Does the world need movies based on video game characters? Not really. But a good story can spring up from anywhere, except perhaps from the minds of screenwriters Josh Miller and Patrick Casey whose credits are so sparse they literally feature “community television” and yet Sonic The Hedgehog will still not make their highlight real.
Sonic The Hedgehog isn’t bad but it is speeding in the exact opposite direction of good, leaving only lightning farts and a blue blur in its wake. Is Sonic allergic to not sucking? Okay, so it’s kind of bad. The script is bland and overly familiar and exceedingly safe.
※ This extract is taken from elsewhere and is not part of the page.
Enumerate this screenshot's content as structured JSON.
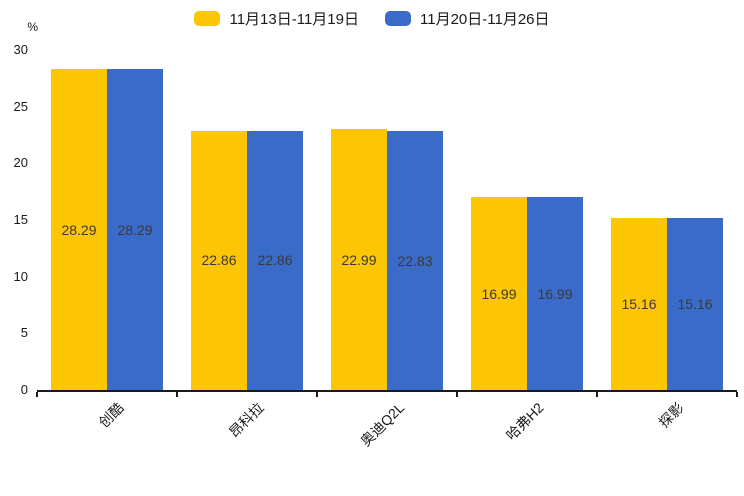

There’s nothing new or exciting here, just a paint-by-numbers that any idiot could have written, and in the case of Sonic, we got two. I mean: someone got paid for this. Miller and Casey literally cashed a cheque for writing the line “Let’s go do some ROCK-conaissance!” and Jim Carrey got a much, much bigger one to say it.

And ugh: Jim Carrey. I was fine with him having disappeared off the face of the earth. I was never a fan of his annoying, rubber-faced schtick, the over-the-topness of his obnoxious expressions and over-enunciation. NOT. HERE. FOR. IT. I very kindly tolerate him when a director keeps a tight leash on him (Truman Show, Eternal Sunshine of the Spotless Mind) but Jeff Fowler is not that director. Not only is Carrey unleashed, it’s pretty clear he’s a very bad dog who’s probably pissing on Fowler’s shoes. Fowler, whose credits are no more impressive than Miller’s or Casey’s (ie, he’s never made a movie before), is quite content to simply point his camera in the right direction.
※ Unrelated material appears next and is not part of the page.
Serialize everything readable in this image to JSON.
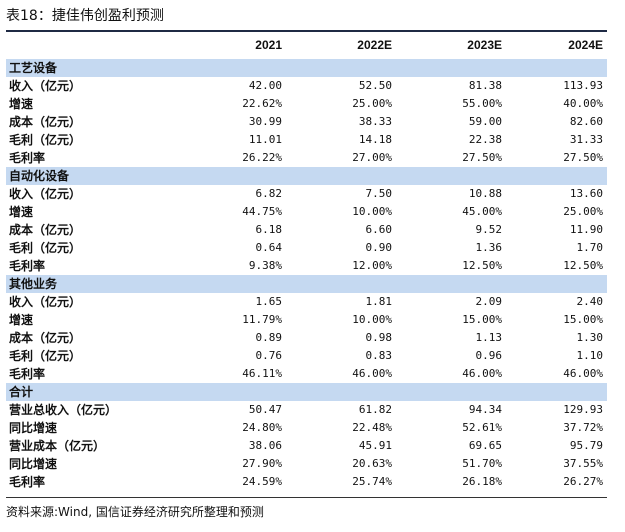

James Marsden, charming and inoffensive, is relegated to saying things like “Good grief!” which is not a thing for grown men to say, or anyone outside of Charlie Brown’s inner circle, really. Tika Sumptner, playing his wife, is given even less to do. Ben Schwartz voices Sonic, and though Schwartz is known for rather larger than life characters, you could go the whole movie without placing his voice, generic white guy à la Zach Braff.
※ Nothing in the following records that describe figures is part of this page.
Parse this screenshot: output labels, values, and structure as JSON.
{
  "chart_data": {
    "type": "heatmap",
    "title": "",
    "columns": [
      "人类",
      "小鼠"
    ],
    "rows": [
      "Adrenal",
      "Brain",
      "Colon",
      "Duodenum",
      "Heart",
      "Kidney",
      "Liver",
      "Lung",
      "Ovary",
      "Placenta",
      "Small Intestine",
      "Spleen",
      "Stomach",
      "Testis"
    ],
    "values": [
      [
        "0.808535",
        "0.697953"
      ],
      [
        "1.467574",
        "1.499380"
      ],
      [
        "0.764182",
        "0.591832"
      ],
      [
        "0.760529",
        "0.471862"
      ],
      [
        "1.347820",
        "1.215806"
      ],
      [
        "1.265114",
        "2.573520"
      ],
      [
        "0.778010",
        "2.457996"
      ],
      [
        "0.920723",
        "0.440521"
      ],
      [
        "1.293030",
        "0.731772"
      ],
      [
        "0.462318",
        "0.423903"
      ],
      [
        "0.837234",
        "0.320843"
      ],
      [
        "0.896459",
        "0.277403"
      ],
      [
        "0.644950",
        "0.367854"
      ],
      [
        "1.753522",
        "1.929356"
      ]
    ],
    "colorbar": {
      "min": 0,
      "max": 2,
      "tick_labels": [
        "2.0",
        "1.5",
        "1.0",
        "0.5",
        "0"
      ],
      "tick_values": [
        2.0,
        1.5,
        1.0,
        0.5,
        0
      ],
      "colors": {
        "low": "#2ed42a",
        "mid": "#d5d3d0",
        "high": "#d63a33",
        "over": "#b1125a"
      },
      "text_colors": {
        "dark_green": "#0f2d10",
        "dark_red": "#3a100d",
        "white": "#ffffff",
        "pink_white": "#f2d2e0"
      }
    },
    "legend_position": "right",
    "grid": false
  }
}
Sonic The Hedgehog is the film equivalent of an oatmeal raisin cookie. Kids might reach for it simply because it is a cookie, but if chocolate or peanut butter or even plain old shortbread were on offer, it would be no question. But it’s just 6 weeks into this new year and it’s virtually the only family-friendly movie in theatres. This is how oatmeal raisin thrives: a complete dearth of options.